To be published at the start of April, the new 144-page local history book Lost Restaurants of Providence

Not all of the eateries are from the Lovecraft period, but the book’s back cover blurb claims that…

“Harry Houdini supped at midnight with H.P. Lovecraft at the Waldorf Lunch”.

The new book has apparently been written by an assiduous expert on this aspect of Providence’s local history. The Waldorf Lunch chain gets two pages.

Lovecraft certainly mentioned the Waldorf Lunch a couple of times, once locally as a feed station on coming back from Pawtucket in the 1920s. Cook mentioned that when Lovecraft came back half-dead from Quebec in 1932, Cook immediately took him to a local Waldorf for an emergency meal. Despite the ‘Lunch’ name the chain’s restaurants were open 24 hours a day. Lovecraft later comments on the chain opening their first branch in New York circa 1933, although the business histories suggest they were there a few years earlier.

A Waldorf Lunch in Providence.

The photo seen above is likely to be a Westminster Street branch of the Waldorf Lunch Co. (because the 1915 Providence House Directory has an ad for the Robert L. Walker Co. in real estate etc at 171 Westminster Street, Providence. The New National Real Estate Journal has Walker still at that address in 1944).

It seems there were however multiple Waldorf Lunch branches on the long Westminster Street, possibly four according to a 1917 city inspection report. These Westminster Street branches were only a short walk from the Providence Opera House (115 Dorrance Street at Pine Street) where Houdini performed, so the branch shown above (or a very similar branch) was likely the one recalled by Eddy’s wife in her rather unreliable memoir The Gentleman From Angell Street. Here she recalls Lovecraft and Houdini at a Providence Waldorf…

“when Houdini played Providence for the last time Lovecraft went with her and her husband, making up a little “theatre party.” After the show Houdini took the group “to lunch at a Waldorf restaurant” around midnight. Beatrice, the wife of the famed performer, sat at table with her pet parrot, Lori, “perched demurely on her shoulder.” Mrs. Eddy writes that HPL “got quite a kick” watching the bird “sip tea from a spoon and nibble daintily at toast held” by Beatrice. She adds that Lovecraft “ordered half a cantaloupe filled with vanilla ice cream, and a cup of coffee.” “He [Lovecraft] was in great spirits and bubbled over with good humor, talking a blue streak about everything under the sun.” All this, Mrs. Eddy writes, while “Harry Houdini gazed at him admiringly.” (from Lovecraft at 125)

Chris Perridas dates this to 20th September 1925 and lightly grills the memories in “Testimony of Muriel Eddy (1961) Part 5”, but finds no reason to doubt the various core facts. The ‘midnight’ is not a disqualifier, as they were open 24 hours.

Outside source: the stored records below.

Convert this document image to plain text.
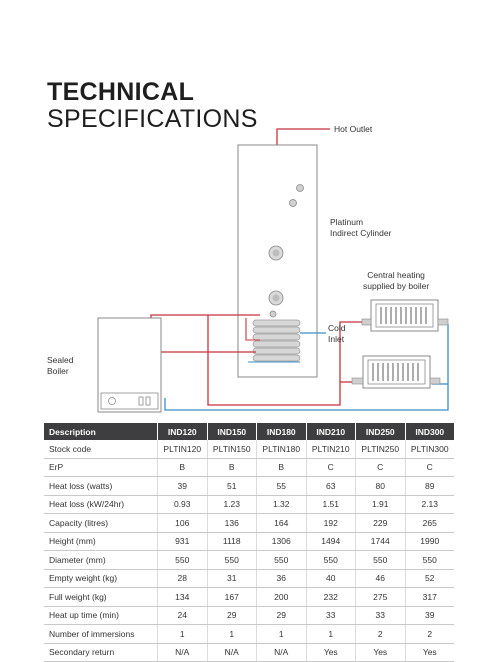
TECHNICAL
SPECIFICATIONS	Hot Outlet
Platinum
Indirect Cylinder
Central heating
supplied by boiler
Cold
Inlet
Sealed
Boiler
Description	IND120	IND150	IND180	IND210	IND250	IND300
Stock code	PLTIN120	PLTIN150	PLTIN180	PLTIN210	PLTIN250	PLTIN300
ErP	B	B	B	C	C	C
Heat loss (watts)	39	51	55	63	80	89
Heat loss (kW/24hr)	0.93	1.23	1.32	1.51	1.91	2.13
Capacity (litres)	106	136	164	192	229	265
Height (mm)	931	1118	1306	1494	1744	1990
Diameter (mm)	550	550	550	550	550	550
Empty weight (kg)	28	31	36	40	46	52
Full weight (kg)	134	167	200	232	275	317
Heat up time (min)	24	29	29	33	33	39
Number of immersions	1	1	1	1	2	2
Secondary return	N/A	N/A	N/A	Yes	Yes	Yes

As one can see below, the local newspaper also has Houdini in Providence in late November of 1925? A return loop on the Fall 1925 tour? But the newspaper ad clearly states “Only appearance in Providence this year”?

The New Houdini Timeline also has him playing Providence in “Sept. ? 1924” and 4th-10th October 1926, though only part of the Timeline is online. Joshi also says October, and that Houdini then commissioned a ‘rush’ article on astrology from Lovecraft. One presumes they must have met in person in Providence for that.

Perhaps Muriel Eddy’s memory that the Waldorf after-show party was when Houdini “played Providence for the last time” means that the event was actually after the first-night opening, the 4th October 1926? Not 1925? Presumably the Houdini scholars have the tour dates and detailed biographies that could sort this tangle out (Sept 1925 or Oct 1926? / Sept 1925 or Nov 1925?), but I don’t have access to the relevant materials.

One wonders if the Lost Restaurants of Providence book will also have any names of the cheaper backstreet cafes that Lovecraft might have frequented in his growing poverty in the 1930s? The letters to Morton names two of these to which visiting friends could be taken, “Al’s lunch”, and “Jake’s” (Jacques according to Ken Faig, who has discovered it was on the riverfront). Jake or Jacques had been discovered by Lovecraft in 1926, but by 1933 was allowing “extremes in the matter of clientele” according to Lovecraft. This change pushed Lovecraft over to patronise Al’s instead. This which was “Al’s Lunch (Alphonse Scatto) 99 N Main, Providence”. Judging by its location Al’s was likely a cheap student cafe serving the RISD students at the height of the Great Depression. There would also have been cafes unfit to take visitors to, where Lovecraft would have had a meal alone, most likely down on the docks for sailors and near the long-distance passenger ferry terminals. His aunt once complained to a friend that he ate ‘all over’ the city, and at all hours of the day and night.